In these early chapters we found seven references to the Messiah:
Judge of the nations. 2:4
The glorious Branch .4:2
King on the throne. 6:1–6
Immanuel, born of the Virgin. 7:14
The Stone, a sanctuary or a rock of stumbling. 8:14
Incarnate Son, sent to Galilee, whose name is Wonderful, and whose destiny is to rule the nations .9:1–7
The Shoot from the root of Jesse, uniquely endowed by the Holy Spirit, judging in righteousness, striking the earth with the word of His mouth. In His time, the order of nature will return to the original creation.11:1–6

An outline of Isaiah 24–27 covers events of the End-times—a kind of mini-apocalyse. It is a very difficult section, oscillating back and forth between grim warnings and praise.
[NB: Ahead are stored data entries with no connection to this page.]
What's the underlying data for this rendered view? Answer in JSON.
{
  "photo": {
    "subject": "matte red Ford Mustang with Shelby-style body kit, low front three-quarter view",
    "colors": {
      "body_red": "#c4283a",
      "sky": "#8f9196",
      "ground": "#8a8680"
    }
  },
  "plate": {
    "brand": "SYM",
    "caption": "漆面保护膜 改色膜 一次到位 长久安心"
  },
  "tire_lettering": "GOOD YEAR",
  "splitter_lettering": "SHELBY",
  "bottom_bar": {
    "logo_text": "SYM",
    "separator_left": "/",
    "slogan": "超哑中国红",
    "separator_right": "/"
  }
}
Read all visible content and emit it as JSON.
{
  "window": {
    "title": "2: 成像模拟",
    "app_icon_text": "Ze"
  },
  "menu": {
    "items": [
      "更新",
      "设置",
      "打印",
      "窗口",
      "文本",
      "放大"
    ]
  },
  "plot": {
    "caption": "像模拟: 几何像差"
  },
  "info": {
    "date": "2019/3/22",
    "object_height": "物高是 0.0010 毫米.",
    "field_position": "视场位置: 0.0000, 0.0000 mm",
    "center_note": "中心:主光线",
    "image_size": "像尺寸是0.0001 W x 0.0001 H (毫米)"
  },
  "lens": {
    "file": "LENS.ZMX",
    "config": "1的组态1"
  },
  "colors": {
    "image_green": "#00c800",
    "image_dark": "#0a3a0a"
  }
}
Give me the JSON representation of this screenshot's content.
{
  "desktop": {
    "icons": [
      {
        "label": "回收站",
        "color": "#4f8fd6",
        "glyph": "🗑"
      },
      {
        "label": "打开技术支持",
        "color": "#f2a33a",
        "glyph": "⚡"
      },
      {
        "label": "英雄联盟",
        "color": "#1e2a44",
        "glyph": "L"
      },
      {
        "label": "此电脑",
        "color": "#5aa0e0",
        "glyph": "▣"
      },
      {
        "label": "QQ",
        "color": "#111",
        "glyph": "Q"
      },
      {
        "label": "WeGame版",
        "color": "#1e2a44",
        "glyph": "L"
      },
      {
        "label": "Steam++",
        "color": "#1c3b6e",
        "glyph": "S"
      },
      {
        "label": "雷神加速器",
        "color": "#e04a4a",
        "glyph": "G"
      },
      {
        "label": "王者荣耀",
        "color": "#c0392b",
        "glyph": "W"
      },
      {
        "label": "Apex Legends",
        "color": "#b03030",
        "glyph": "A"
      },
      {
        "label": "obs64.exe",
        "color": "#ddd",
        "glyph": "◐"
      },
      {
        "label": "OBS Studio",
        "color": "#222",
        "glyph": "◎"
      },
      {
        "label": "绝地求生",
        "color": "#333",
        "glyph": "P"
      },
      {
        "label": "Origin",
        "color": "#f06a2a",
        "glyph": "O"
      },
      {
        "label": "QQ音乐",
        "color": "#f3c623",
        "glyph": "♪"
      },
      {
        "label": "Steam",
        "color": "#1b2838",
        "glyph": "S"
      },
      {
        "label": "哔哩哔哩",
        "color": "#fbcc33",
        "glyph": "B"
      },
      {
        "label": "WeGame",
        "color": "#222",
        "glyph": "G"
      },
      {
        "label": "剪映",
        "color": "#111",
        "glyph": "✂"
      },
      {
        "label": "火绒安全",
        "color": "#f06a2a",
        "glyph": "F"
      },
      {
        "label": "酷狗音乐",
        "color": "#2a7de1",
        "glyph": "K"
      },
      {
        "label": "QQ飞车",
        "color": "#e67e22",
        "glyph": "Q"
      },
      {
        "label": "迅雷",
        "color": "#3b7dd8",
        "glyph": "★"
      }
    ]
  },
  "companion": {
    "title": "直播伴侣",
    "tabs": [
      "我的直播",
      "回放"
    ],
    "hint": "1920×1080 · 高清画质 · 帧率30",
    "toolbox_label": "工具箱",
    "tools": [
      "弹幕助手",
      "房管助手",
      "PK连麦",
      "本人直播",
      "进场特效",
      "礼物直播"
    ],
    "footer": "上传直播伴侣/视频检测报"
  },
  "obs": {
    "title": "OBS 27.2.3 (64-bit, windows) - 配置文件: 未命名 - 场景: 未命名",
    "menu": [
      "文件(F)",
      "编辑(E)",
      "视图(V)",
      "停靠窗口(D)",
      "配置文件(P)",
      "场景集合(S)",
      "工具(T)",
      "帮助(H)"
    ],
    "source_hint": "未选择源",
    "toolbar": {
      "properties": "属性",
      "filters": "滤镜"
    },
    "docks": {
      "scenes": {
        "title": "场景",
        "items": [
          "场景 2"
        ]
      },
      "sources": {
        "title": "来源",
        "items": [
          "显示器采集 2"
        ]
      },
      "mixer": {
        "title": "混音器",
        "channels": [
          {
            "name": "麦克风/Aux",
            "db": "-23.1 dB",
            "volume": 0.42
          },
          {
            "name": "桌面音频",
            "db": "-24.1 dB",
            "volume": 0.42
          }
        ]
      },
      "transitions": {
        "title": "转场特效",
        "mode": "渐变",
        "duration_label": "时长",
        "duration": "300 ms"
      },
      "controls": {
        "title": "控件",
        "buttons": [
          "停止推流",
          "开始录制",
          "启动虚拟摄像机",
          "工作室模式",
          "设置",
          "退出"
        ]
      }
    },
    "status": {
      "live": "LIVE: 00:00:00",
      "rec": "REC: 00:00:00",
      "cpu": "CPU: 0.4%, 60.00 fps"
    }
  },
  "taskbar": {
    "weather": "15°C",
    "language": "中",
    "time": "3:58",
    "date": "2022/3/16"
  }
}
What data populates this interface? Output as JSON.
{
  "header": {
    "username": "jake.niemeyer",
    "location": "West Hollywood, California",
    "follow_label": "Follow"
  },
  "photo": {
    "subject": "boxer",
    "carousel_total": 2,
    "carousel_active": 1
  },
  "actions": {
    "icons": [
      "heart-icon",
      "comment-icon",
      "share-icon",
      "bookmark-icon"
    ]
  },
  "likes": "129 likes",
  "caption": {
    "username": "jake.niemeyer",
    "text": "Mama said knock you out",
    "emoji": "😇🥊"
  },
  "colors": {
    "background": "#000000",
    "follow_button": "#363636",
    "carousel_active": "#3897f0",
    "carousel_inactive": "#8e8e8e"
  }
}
Revelation does a series of similar abrupt reversals.

24:1–20. This is a description of the end of the world. It is a lament. Everything is wasted and abandoned.
24 :1–12 emphasizes the social and political side of the calamity.
24: 13–20 describes physical changes in the earth. In the middle of this section (:14–16a), there is a praise to God from all parts of the world, prophesying the preservation of the remnant. This is followed at once by Isaiah’s personal grief. Then the terror, the pit and the snare assure us that no one will escape.
24:21–23 The host of heaven, in heaven, and the kings of the earth, on the earth, will be captured and punished. Revelation 12:7–8 describes Satan and His angels being cast out of heaven. Although the earth, the moon and sun will be disturbed, God will be glorified on Mt. Zion

25:1–5 A psalm for the Millennium celebrates God's victory and His care for the poor. He has been a strong-hold for the needy, a shelter from the storm and a shade from the heat.
25:6–12 "On Mount Zion the Lord of Hosts will make a feast for all the peoples. He will put away unbelief --"the veil that is spread over all nations"-- destroy death and wipe away tears from all faces. He will take away the reproach of His people and humble the proud". Moab is singled out as an example, perhaps an extreme example. "The reproach of His people" is probably the anti-semitism that has plagued Israel since its foundation and especially since the Exile.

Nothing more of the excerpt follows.